Drexel University College of Medicine Named Founding Signatory with TIME’S UP Healthcare
March 13, 2019
On March 1, Drexel University College of Medicine was named one of six founding signatories with TIME’S UP Healthcare, which aims to create safer and fairer work environments in the health care industry for women. Faculty and alumna from Drexel University, as well as a women’s leadership program in the College of Medicine, also helped to found this organization, which grew from the TIME’S UP movement against sexual harassment that was founded in 2017 as revelations of abuse and misbehavior of powerful men in the entertainment industry came to light.
TIME’S UP Healthcare was founded by a group of women of diverse backgrounds and specialties who wanted to create a similar organization for women in the health care industry.
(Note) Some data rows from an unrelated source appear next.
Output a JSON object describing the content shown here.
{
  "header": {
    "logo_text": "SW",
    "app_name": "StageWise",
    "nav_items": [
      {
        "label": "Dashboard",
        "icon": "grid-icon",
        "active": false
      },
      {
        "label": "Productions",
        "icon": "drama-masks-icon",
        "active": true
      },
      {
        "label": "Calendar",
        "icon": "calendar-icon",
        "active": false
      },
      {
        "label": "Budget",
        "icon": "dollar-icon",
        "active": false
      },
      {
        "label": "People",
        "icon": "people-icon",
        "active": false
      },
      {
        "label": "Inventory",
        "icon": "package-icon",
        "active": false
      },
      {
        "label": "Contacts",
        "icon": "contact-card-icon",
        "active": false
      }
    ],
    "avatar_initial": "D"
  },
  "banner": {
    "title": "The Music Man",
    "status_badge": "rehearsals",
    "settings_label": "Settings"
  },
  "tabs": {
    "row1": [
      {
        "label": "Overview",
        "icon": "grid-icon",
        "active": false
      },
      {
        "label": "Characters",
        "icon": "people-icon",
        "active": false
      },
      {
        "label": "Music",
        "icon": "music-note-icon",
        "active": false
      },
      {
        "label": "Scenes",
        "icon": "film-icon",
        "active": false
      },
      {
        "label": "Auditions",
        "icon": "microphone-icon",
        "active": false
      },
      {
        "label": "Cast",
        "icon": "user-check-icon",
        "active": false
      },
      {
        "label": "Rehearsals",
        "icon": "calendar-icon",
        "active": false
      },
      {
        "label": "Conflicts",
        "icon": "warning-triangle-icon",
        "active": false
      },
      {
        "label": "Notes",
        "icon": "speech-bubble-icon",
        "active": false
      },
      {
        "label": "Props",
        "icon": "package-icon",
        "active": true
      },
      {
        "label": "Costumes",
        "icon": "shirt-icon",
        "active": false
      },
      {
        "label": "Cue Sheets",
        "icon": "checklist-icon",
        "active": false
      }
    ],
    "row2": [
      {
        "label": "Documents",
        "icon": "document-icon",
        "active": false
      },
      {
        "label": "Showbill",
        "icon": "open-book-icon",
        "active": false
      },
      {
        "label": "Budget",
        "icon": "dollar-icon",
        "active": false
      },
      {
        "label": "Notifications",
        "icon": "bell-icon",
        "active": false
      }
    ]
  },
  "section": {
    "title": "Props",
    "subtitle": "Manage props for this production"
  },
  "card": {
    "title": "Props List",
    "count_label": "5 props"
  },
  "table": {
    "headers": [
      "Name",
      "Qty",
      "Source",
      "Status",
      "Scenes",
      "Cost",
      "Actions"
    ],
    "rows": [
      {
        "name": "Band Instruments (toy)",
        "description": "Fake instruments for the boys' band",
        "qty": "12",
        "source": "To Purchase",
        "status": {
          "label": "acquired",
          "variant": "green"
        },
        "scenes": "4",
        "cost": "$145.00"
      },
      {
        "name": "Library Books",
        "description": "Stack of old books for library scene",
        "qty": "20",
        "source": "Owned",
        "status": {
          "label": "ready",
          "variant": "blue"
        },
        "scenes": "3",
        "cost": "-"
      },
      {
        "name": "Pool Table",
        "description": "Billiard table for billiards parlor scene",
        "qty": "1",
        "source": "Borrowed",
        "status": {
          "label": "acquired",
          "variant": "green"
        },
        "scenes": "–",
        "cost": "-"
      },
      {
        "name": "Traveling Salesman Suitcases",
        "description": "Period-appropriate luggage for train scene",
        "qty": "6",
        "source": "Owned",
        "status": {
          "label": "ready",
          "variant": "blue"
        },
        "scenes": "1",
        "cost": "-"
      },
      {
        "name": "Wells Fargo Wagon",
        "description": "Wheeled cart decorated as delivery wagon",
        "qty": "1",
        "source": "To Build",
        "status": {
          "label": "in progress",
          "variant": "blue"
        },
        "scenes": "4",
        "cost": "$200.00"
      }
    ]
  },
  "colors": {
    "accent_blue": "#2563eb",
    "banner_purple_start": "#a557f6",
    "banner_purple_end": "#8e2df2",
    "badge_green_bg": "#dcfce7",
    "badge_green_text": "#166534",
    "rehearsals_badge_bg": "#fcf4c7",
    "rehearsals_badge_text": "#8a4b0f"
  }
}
The 50 founding members and 13 senior advisors of TIME’S UP Healthcare include doctors, clinical pharmacists, physician assistants, nurses and other professionals who will work together to improve gender equity while also decreasing the burden of workplace discrimination and sexual harassment and abuse in all health care fields.
Nancy Spector, MD, professor of pediatrics and associate dean for faculty development in the College of Medicine, was one of the founders, along with Rhonda Acholonu, MD ’01, an assistant professor of pediatrics at the Albert Einstein College of Medicine and vice chair of education at the Children’s Hospital at Montefiore who received her medical degree from MCP Hahnemann School of Medicine (a predecessor institution of the College of Medicine).
Nancy Spector, MD, at the official launch event of TIME'S UP Healthcare on March 1.
Spector is also the executive director of the College of Medicine’s Executive Leadership in Academic Medicine (ELAM) program, which is a one-year leadership program that has coached, mentored and promoted more than 1,000 women leaders in academic medicine, public health, dentistry and pharmacy for almost 25 years (the official anniversary is next May). A current ELAM Fellow and several alumnae (including Spector, who graduated from ELAM) are founding members of TIME’S UP Healthcare as well.
“I am honored to be a founding member of TIME’S UP Healthcare and in the company of so many extraordinary female leaders,” Spector told the College of Medicine in a recent news story. “The tenets of TIME’S UP Healthcare align perfectly with the mission of ELAM and also with the history of Drexel University College of Medicine, which has a strong heritage of supporting the advancement of women in medicine.”
Though the College of Medicine was founded in 2002, it grew out of predecessor institutions that include the world’s first medical school for women, which graduated pioneers of women who practiced medicine. Founded in 1850 as the Female Medical College of Pennsylvania, the Women’s Medical College of Pennsylvania (WMCP) has a history of graduating diverse doctors, like some of the country’s first African-American and Native American female doctors as well as the first women with MD degrees in India, Japan, Syria, Canada. In its first 50 years, WMCP also graduated pupils from more than 40 states and territories in America, as well as students from countries including Burma, Ecuador, China, Switzerland, Jamaica, Denmark, Brazil, Russia, England, Australia and Sweden.
From left to right: Angela M. Mills, MD, current ELAM Fellow; Nancy D. Spector, MD, executive director of ELAM and an alumna of the program; and Carol A. Bernstein, MD, ELAM alumna.
Today, the College of Medicine promotes female leadership internally while also bolstering female empowerment for women at academic institutions across the country and around the world through the ELAM program. For example, 17 of 24 assistant and associate deans and five out of 12 chairs at the College of Medicine are women.
In addition to the College of Medicine, the other founding signatories of TIME’S UP Healthcare include the Yale School of Medicine, the Alpert Medical School of Brown University, the Mayo Clinic, Dartmouth-Hitchcock Health, University of Wisconsin-Madison’s School of Medicine and Public Health, UW Health and Brigham Health.